The invention discloses a soybean peroxidase immune biochip and application thereof to detection of serum marks during down syndrome prenatal screening. The application comprises the following steps: 1,preparing a soybean protein enzyme labelled antibody; 2, modifying a slide, namely performing hydroxylation, amino silanization and formylation on the surface of the slide; and 3, constructing a sandwich immune model on the surface of the biochip, namely covering the surface of the slide with the antibody, closing a non-specific active site, adding serum to be detected, performing incubation and washing, adding the enzyme labelled antibody, then performing incubation and washing again, adding a luminous substrate, and acquiring a luminous signal through CCD (charge coupled device) imaging. Four indexes, namely AFP (alpha fetoprotein), HCG (human chorionic gonadotropin), uE3 and PAPP (pregnancy associated plasma protein)-A, are selected as down syndrome serum marks. The SBP (soybean peroxidase) is wide in substrate working range, high in heat resistance, high in acid-alkaline stability and wide in pH adaptation range. An enhancer is added into a Luminol-H2O system, so that a chemical luminous signal can be amplified by nearly 100 times, and the detection sensitivity is improved.
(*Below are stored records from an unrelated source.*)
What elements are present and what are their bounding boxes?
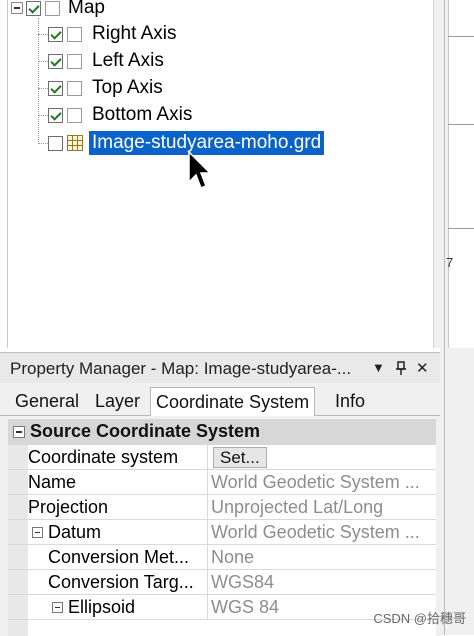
tree-connector: [38, 115, 48, 116]
section-source-coordinate-system[interactable]: Source Coordinate System: [8, 419, 436, 445]
tree-connector: [38, 88, 48, 89]
ruler-tick: [448, 124, 474, 125]
left-axis-checkbox[interactable]: [48, 53, 63, 69]
property-name: Conversion Met...: [8, 545, 208, 570]
property-row-datum[interactable]: Datum World Geodetic System ...: [8, 520, 436, 545]
tree-connector: [38, 34, 48, 35]
property-value: World Geodetic System ...: [211, 472, 420, 492]
dropdown-icon[interactable]: ▼: [372, 360, 385, 375]
property-value: WGS84: [211, 572, 275, 592]
property-value: World Geodetic System ...: [211, 522, 420, 542]
axis-icon: [67, 53, 82, 69]
ruler-marker: 7: [446, 255, 454, 270]
watermark: CSDN @拾穗哥: [373, 611, 466, 626]
vertical-ruler: [448, 0, 474, 348]
map-layer-icon: [45, 0, 60, 16]
property-row-projection[interactable]: Projection Unprojected Lat/Long: [8, 495, 436, 520]
right-axis-label: Right Axis: [92, 23, 177, 44]
mouse-cursor-icon: [188, 150, 212, 189]
section-title: Source Coordinate System: [30, 421, 261, 441]
map-checkbox[interactable]: [26, 0, 41, 16]
left-axis-label: Left Axis: [92, 50, 164, 71]
map-tree-panel: Map Right Axis Left Axis Top Axis Bottom…: [0, 0, 440, 348]
strip-divider: [444, 0, 445, 635]
right-ruler-strip: 7: [440, 0, 474, 635]
tree-item-bottom-axis[interactable]: Bottom Axis: [48, 103, 192, 127]
property-row-name[interactable]: Name World Geodetic System ...: [8, 470, 436, 495]
property-name: Coordinate system: [8, 445, 208, 470]
property-manager-title-bar[interactable]: Property Manager - Map: Image-studyarea-…: [0, 353, 440, 383]
property-name: Projection: [8, 495, 208, 520]
tree-item-left-axis[interactable]: Left Axis: [48, 49, 164, 73]
property-row-coordinate-system[interactable]: Coordinate system Set...: [8, 445, 436, 470]
grid-image-icon: [67, 135, 83, 151]
top-axis-label: Top Axis: [92, 77, 163, 98]
property-name: Ellipsoid: [8, 595, 208, 620]
property-row-conversion-target[interactable]: Conversion Targ... WGS84: [8, 570, 436, 595]
tree-item-top-axis[interactable]: Top Axis: [48, 76, 163, 100]
tab-layer[interactable]: Layer: [90, 387, 145, 415]
pin-icon[interactable]: [396, 361, 406, 376]
tree-left-border: [7, 0, 8, 348]
tab-general[interactable]: General: [10, 387, 84, 415]
property-manager-panel: Property Manager - Map: Image-studyarea-…: [0, 352, 440, 636]
tree-scrollbar-edge[interactable]: [433, 0, 440, 348]
image-layer-checkbox[interactable]: [48, 135, 63, 151]
tree-row-map[interactable]: Map: [11, 0, 105, 20]
property-value: Unprojected Lat/Long: [211, 497, 384, 517]
property-row-ellipsoid[interactable]: Ellipsoid WGS 84: [8, 595, 436, 620]
property-manager-title: Property Manager - Map: Image-studyarea-…: [10, 359, 352, 378]
collapse-icon[interactable]: [13, 426, 25, 438]
close-icon[interactable]: ✕: [416, 359, 429, 377]
property-name: Name: [8, 470, 208, 495]
tree-item-right-axis[interactable]: Right Axis: [48, 22, 176, 46]
collapse-icon[interactable]: [11, 2, 23, 14]
tab-info[interactable]: Info: [330, 387, 370, 415]
axis-icon: [67, 26, 82, 42]
property-value: Set...: [209, 445, 436, 470]
tree-connector: [38, 18, 39, 144]
bottom-axis-label: Bottom Axis: [92, 104, 193, 125]
property-name: Conversion Targ...: [8, 570, 208, 595]
property-value: None: [211, 547, 255, 567]
tree-connector: [38, 61, 48, 62]
tab-coordinate-system[interactable]: Coordinate System: [150, 387, 316, 416]
property-grid: Coordinate system Set... Name World Geod…: [8, 445, 436, 636]
top-axis-checkbox[interactable]: [48, 80, 63, 96]
set-button[interactable]: Set...: [213, 447, 267, 468]
axis-icon: [67, 80, 82, 96]
property-name: Datum: [8, 520, 208, 545]
ruler-tick: [448, 36, 474, 37]
property-tabs: General Layer Coordinate System Info: [0, 383, 440, 416]
tree-connector: [38, 143, 48, 144]
map-label: Map: [68, 0, 105, 18]
ruler-tick: [448, 228, 474, 229]
axis-icon: [67, 107, 82, 123]
right-axis-checkbox[interactable]: [48, 26, 63, 42]
property-row-conversion-method[interactable]: Conversion Met... None: [8, 545, 436, 570]
bottom-axis-checkbox[interactable]: [48, 107, 63, 123]
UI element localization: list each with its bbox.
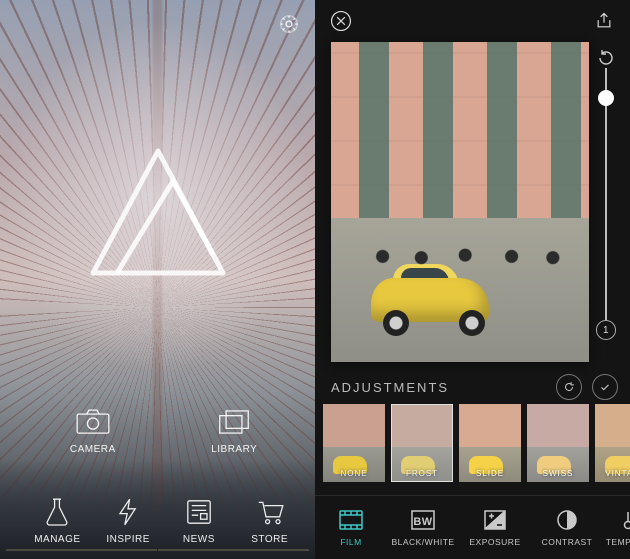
- news-button[interactable]: NEWS: [164, 473, 235, 545]
- filter-label: SWISS: [527, 469, 589, 478]
- camera-button[interactable]: CAMERA: [22, 383, 164, 455]
- tool-label: TEMPERA: [606, 537, 630, 547]
- inspire-button[interactable]: INSPIRE: [93, 473, 164, 545]
- tool-label: FILM: [340, 537, 361, 547]
- tool-label: CONTRAST: [542, 537, 593, 547]
- filter-label: VINTAGE: [595, 469, 630, 478]
- filter-none[interactable]: NONE: [323, 404, 385, 482]
- share-button[interactable]: [590, 7, 618, 35]
- home-screen: CAMERA LIBRARY MANAGE INSPIRE: [0, 0, 315, 559]
- manage-label: MANAGE: [34, 534, 80, 545]
- library-button[interactable]: LIBRARY: [164, 383, 306, 455]
- home-menu: CAMERA LIBRARY MANAGE INSPIRE: [0, 383, 315, 545]
- share-icon: [594, 11, 614, 31]
- tool-film[interactable]: FILM: [315, 496, 387, 559]
- undo-button[interactable]: [556, 374, 582, 400]
- close-icon: [329, 9, 353, 33]
- exposure-icon: [481, 508, 509, 532]
- reset-icon: [596, 48, 616, 68]
- film-icon: [337, 508, 365, 532]
- photo-car: [371, 258, 499, 336]
- editor-topbar: [315, 0, 630, 42]
- editor-screen: 1 ADJUSTMENTS NONE FROST SLIDE: [315, 0, 630, 559]
- store-button[interactable]: STORE: [234, 473, 305, 545]
- undo-icon: [562, 380, 576, 394]
- filter-label: SLIDE: [459, 469, 521, 478]
- photo-canvas[interactable]: [331, 42, 589, 362]
- filter-label: FROST: [391, 469, 453, 478]
- slider-badge[interactable]: 1: [596, 320, 616, 340]
- news-icon: [180, 496, 218, 528]
- filter-strip[interactable]: NONE FROST SLIDE SWISS VINTAGE: [315, 404, 630, 484]
- flask-icon: [38, 496, 76, 528]
- cart-icon: [251, 496, 289, 528]
- filter-slide[interactable]: SLIDE: [459, 404, 521, 482]
- news-label: NEWS: [183, 534, 215, 545]
- tool-label: EXPOSURE: [469, 537, 520, 547]
- edited-photo: [331, 42, 589, 362]
- tool-temperature[interactable]: TEMPERA: [603, 496, 630, 559]
- inspire-label: INSPIRE: [106, 534, 150, 545]
- tool-blackwhite[interactable]: BW BLACK/WHITE: [387, 496, 459, 559]
- apply-button[interactable]: [592, 374, 618, 400]
- settings-button[interactable]: [275, 10, 303, 38]
- camera-icon: [74, 406, 112, 438]
- close-button[interactable]: [327, 7, 355, 35]
- section-title: ADJUSTMENTS: [331, 380, 546, 395]
- filter-vintage[interactable]: VINTAGE: [595, 404, 630, 482]
- thermometer-icon: [614, 508, 630, 532]
- filter-frost[interactable]: FROST: [391, 404, 453, 482]
- gear-icon: [278, 13, 300, 35]
- filter-label: NONE: [323, 469, 385, 478]
- tool-label: BLACK/WHITE: [391, 537, 454, 547]
- manage-button[interactable]: MANAGE: [22, 473, 93, 545]
- contrast-icon: [553, 508, 581, 532]
- intensity-slider: 1: [594, 48, 618, 340]
- filter-swiss[interactable]: SWISS: [527, 404, 589, 482]
- check-icon: [598, 380, 612, 394]
- library-label: LIBRARY: [211, 444, 257, 455]
- tool-contrast[interactable]: CONTRAST: [531, 496, 603, 559]
- store-label: STORE: [251, 534, 288, 545]
- adjustments-header: ADJUSTMENTS: [331, 374, 618, 400]
- slider-track[interactable]: [605, 68, 607, 320]
- slider-knob[interactable]: [598, 90, 614, 106]
- library-icon: [215, 406, 253, 438]
- tool-strip[interactable]: FILM BW BLACK/WHITE EXPOSURE C: [315, 495, 630, 559]
- bw-icon: BW: [409, 508, 437, 532]
- bolt-icon: [109, 496, 147, 528]
- svg-text:BW: BW: [413, 516, 432, 528]
- camera-label: CAMERA: [70, 444, 116, 455]
- reset-slider-button[interactable]: [596, 48, 616, 68]
- tool-exposure[interactable]: EXPOSURE: [459, 496, 531, 559]
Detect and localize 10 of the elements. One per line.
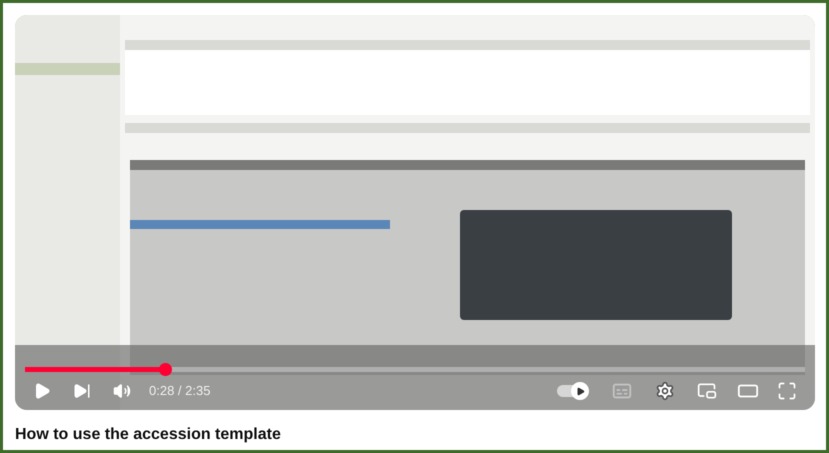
miniplayer-icon[interactable] — [697, 381, 717, 401]
video-title: How to use the accession template — [15, 425, 281, 445]
time-display: 0:28 / 2:35 — [149, 382, 210, 400]
fullscreen-icon[interactable] — [777, 381, 797, 401]
video-player[interactable]: 0:28 / 2:35 — [15, 15, 815, 410]
next-icon[interactable] — [73, 382, 91, 400]
settings-icon[interactable] — [655, 381, 675, 401]
play-icon — [576, 386, 584, 396]
volume-icon[interactable] — [113, 382, 131, 400]
play-icon[interactable] — [33, 382, 51, 400]
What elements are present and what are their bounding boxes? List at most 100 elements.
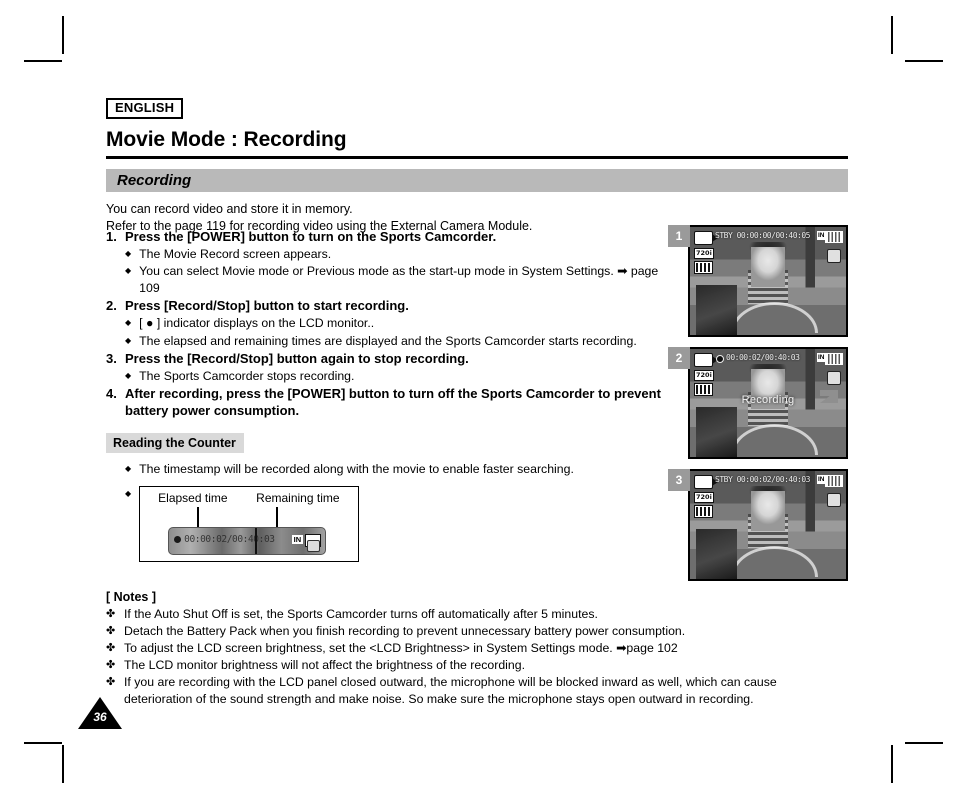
steps-list: 1. Press the [POWER] button to turn on t…: [106, 228, 681, 419]
club-bullet-icon: ✤: [106, 659, 116, 672]
step-3-bullet-1-text: The Sports Camcorder stops recording.: [139, 369, 355, 384]
battery-icon: [825, 353, 843, 365]
quality-icon: [694, 261, 713, 274]
step-4: 4. After recording, press the [POWER] bu…: [106, 385, 681, 419]
club-bullet-icon: ✤: [106, 608, 116, 620]
notes-title: [ Notes ]: [106, 590, 156, 604]
battery-icon: [825, 475, 843, 487]
note-text: To adjust the LCD screen brightness, set…: [124, 641, 678, 656]
step-2-bullet-2: ◆ The elapsed and remaining times are di…: [125, 333, 681, 349]
quality-icon: [694, 383, 713, 396]
step-1-bullet-2: ◆ You can select Movie mode or Previous …: [125, 263, 681, 296]
leader-line-remaining: [276, 506, 278, 529]
recording-overlay-text: Recording: [741, 393, 795, 406]
resolution-badge: 720i: [694, 492, 714, 503]
note-text: If the Auto Shut Off is set, the Sports …: [124, 607, 598, 621]
title-divider: [106, 156, 848, 159]
crop-mark-top-right-horizontal: [905, 60, 943, 62]
note-item: ✤ To adjust the LCD screen brightness, s…: [106, 640, 848, 657]
caption-elapsed-time: Elapsed time: [158, 490, 228, 505]
screenshot-2-frame: 720i 00:00:02/00:40:03 IN Recording: [688, 347, 848, 459]
crop-mark-bottom-right-vertical: [891, 745, 893, 783]
language-badge: ENGLISH: [106, 98, 184, 119]
note-text: The LCD monitor brightness will not affe…: [124, 658, 525, 673]
reading-counter-chip: Reading the Counter: [106, 433, 244, 454]
note-item: ✤ If the Auto Shut Off is set, the Sport…: [106, 606, 848, 623]
diamond-bullet-icon: ◆: [125, 464, 132, 474]
page-number-marker: 36: [78, 697, 122, 731]
note-item: ✤ The LCD monitor brightness will not af…: [106, 657, 848, 674]
diamond-bullet-icon: ◆: [125, 318, 132, 328]
screenshot-3-frame: 720i STBY 00:00:02/00:40:03 IN: [688, 469, 848, 581]
steps-column: 1. Press the [POWER] button to turn on t…: [106, 228, 681, 562]
counter-diagram-row: ◆ Elapsed time Remaining time 00:00:02/0…: [125, 485, 681, 562]
step-2-bullet-1-text: [ ● ] indicator displays on the LCD moni…: [139, 316, 375, 331]
screenshot-2-status: 00:00:02/00:40:03: [726, 353, 800, 362]
hand-strap-icon: [827, 249, 841, 263]
diamond-bullet-icon: ◆: [125, 371, 132, 381]
diamond-bullet-icon: ◆: [125, 335, 132, 345]
counter-diagram: Elapsed time Remaining time 00:00:02/00:…: [139, 485, 360, 562]
step-3-text: Press the [Record/Stop] button again to …: [125, 351, 469, 367]
screenshots-column: 1 720i STBY 00:00:00/00:40:05 IN 2 720i …: [668, 225, 850, 591]
counter-bullet: ◆ The timestamp will be recorded along w…: [125, 461, 681, 477]
counter-timecode: 00:00:02/00:40:03: [184, 533, 275, 545]
step-2-number: 2.: [106, 298, 117, 314]
manual-page: ENGLISH Movie Mode : Recording Recording…: [106, 98, 848, 718]
step-1-number: 1.: [106, 229, 117, 244]
crop-mark-bottom-left-vertical: [62, 745, 64, 783]
step-1-bullet-1-text: The Movie Record screen appears.: [139, 247, 332, 261]
counter-divider: [255, 527, 257, 554]
crop-mark-top-left-horizontal: [24, 60, 62, 62]
resolution-badge: 720i: [694, 370, 714, 381]
crop-mark-bottom-right-horizontal: [905, 742, 943, 744]
hand-strap-icon: [827, 493, 841, 507]
note-item: ✤ If you are recording with the LCD pane…: [106, 674, 848, 707]
crop-mark-bottom-left-horizontal: [24, 742, 62, 744]
lcd-osd-overlay: 720i 00:00:02/00:40:03 IN Recording: [690, 349, 846, 457]
note-item: ✤ Detach the Battery Pack when you finis…: [106, 623, 848, 640]
camcorder-mode-icon: [694, 475, 718, 489]
step-4-heading: 4. After recording, press the [POWER] bu…: [106, 385, 681, 419]
camcorder-mode-icon: [694, 353, 718, 367]
step-2-text: Press [Record/Stop] button to start reco…: [125, 298, 409, 314]
memory-in-badge: IN: [291, 534, 304, 544]
lcd-osd-overlay: 720i STBY 00:00:00/00:40:05 IN: [690, 227, 846, 335]
step-2-heading: 2. Press [Record/Stop] button to start r…: [106, 297, 681, 314]
step-2-bullet-1: ◆ [ ● ] indicator displays on the LCD mo…: [125, 315, 681, 331]
battery-icon: [825, 231, 843, 243]
step-4-number: 4.: [106, 386, 117, 402]
step-2-bullet-2-text: The elapsed and remaining times are disp…: [139, 333, 637, 348]
lcd-osd-overlay: 720i STBY 00:00:02/00:40:03 IN: [690, 471, 846, 579]
diamond-bullet-icon: ◆: [125, 249, 132, 258]
section-heading: Recording: [106, 169, 848, 192]
screenshot-1-status: STBY 00:00:00/00:40:05: [715, 231, 810, 240]
page-number: 36: [93, 710, 107, 724]
step-1: 1. Press the [POWER] button to turn on t…: [106, 228, 681, 296]
club-bullet-icon: ✤: [106, 642, 116, 655]
counter-bullet-text: The timestamp will be recorded along wit…: [139, 462, 574, 477]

The invention discloses a phenylketonuria (PKU) screening kit and application thereof to prenatal screening, and belongs to the technical field of PKU screening. The application method comprises the following steps of: (1) extracting free fetal DNA (Deoxyribonucleic Acid) from peripheral blood of pregnant women; (2) taking the fetal DNA as a template to carry out polymerase chain reaction (PCR) amplification; (3) detecting a PCR product through agarose gel electrophoresis and purifying the PCR product through enzyme reaction; (4) carrying out sequencing reaction on the purified PCR product; (5) purifying a PCR sequencing reaction product; (6) sequencing the purified PCR sequencing reaction product; and (7) comparing the sequencing result with positive and negative control samples. The kit has the beneficial effects that the kit can achieve automatic sequencing, thus shortening the screening time and enabling PKU screening to be simpler, more convenient and faster; the technical gap of prenatal PKU screening is filled; the birth rate of sick children is reduced; and the kit causes no trauma to the fetuses and is safe and reliable.